In the year 2020, there are very few things that are generally agreed upon. The United States seems to be split down the middle on nearly every topic, except one - Facebook is a problem, though we cannot agree on the exact problem. Some see Facebook's actions as allowing "hate speech" to thrive, while others believe that the platform censors viewpoints it disagrees with. No matter the reason, it seems that most everyone believes that the platform has too much power over the spread of information in the country.
As evidence of this unusual cultural agreement, a pair of antitrust lawsuits have been filed against the company. The first was filed by the Federal Trade Commission, and the second was filed by a coalition of 47 out of the 50 States. In particular, the two suits allege that the company has gone out of its way to ensure that any competition is eliminated, often through acquisition.
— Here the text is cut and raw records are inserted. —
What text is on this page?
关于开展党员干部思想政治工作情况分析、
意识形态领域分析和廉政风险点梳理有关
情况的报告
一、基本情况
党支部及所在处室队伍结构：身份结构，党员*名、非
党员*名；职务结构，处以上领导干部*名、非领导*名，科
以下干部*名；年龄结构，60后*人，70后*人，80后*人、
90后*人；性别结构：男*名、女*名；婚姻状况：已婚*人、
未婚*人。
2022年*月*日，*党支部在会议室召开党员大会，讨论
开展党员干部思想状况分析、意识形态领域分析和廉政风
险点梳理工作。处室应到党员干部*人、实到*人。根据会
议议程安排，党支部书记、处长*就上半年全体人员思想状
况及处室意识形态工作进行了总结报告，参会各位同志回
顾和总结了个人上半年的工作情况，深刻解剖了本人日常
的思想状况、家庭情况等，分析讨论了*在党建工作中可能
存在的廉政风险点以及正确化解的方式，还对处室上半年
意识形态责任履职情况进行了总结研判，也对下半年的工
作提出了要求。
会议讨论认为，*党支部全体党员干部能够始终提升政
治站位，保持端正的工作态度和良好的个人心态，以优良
New York Attorney General Letitia James, speaking for the States, said,
By using its vast troves of data and money, Facebook has quashed or hindered what the company perceived as potential threats. In an effort to maintain its market dominance, Facebook has employed a strategy to impede competing services.
That suit is asking that the States have approval over any new acquisition valued at over $10 million. That number is far below the level that the government usually gets involved with but is intended to stop the practice of purchasing and shuttering services that could cause them trouble in the future.
FTC Bureau of Competition Director Ian Conner, speaking for the FTC, said,
Facebook's actions to entrench and maintain its monopoly deny consumers the benefits of competition. Our aim is to roll back Facebook's anticompetitive conduct and restore competition so that innovation and free competition can thrive.
The FTC is hoping to pull apart the company into some of its individual pieces. For example, it looks like a win for the FTC would end with Facebook, Instagram, and WhatsApp being three independent, unrelated corporations. This split would require an unbelievable amount of disintegration internally, as internal features have been completely merged, potentially in an attempt to prevent just such a move from the US government.
Both of these cases will be long and arduous, though they seem to have far more general support than many of the previous antitrust cases brought against tech companies, including Microsoft and Google.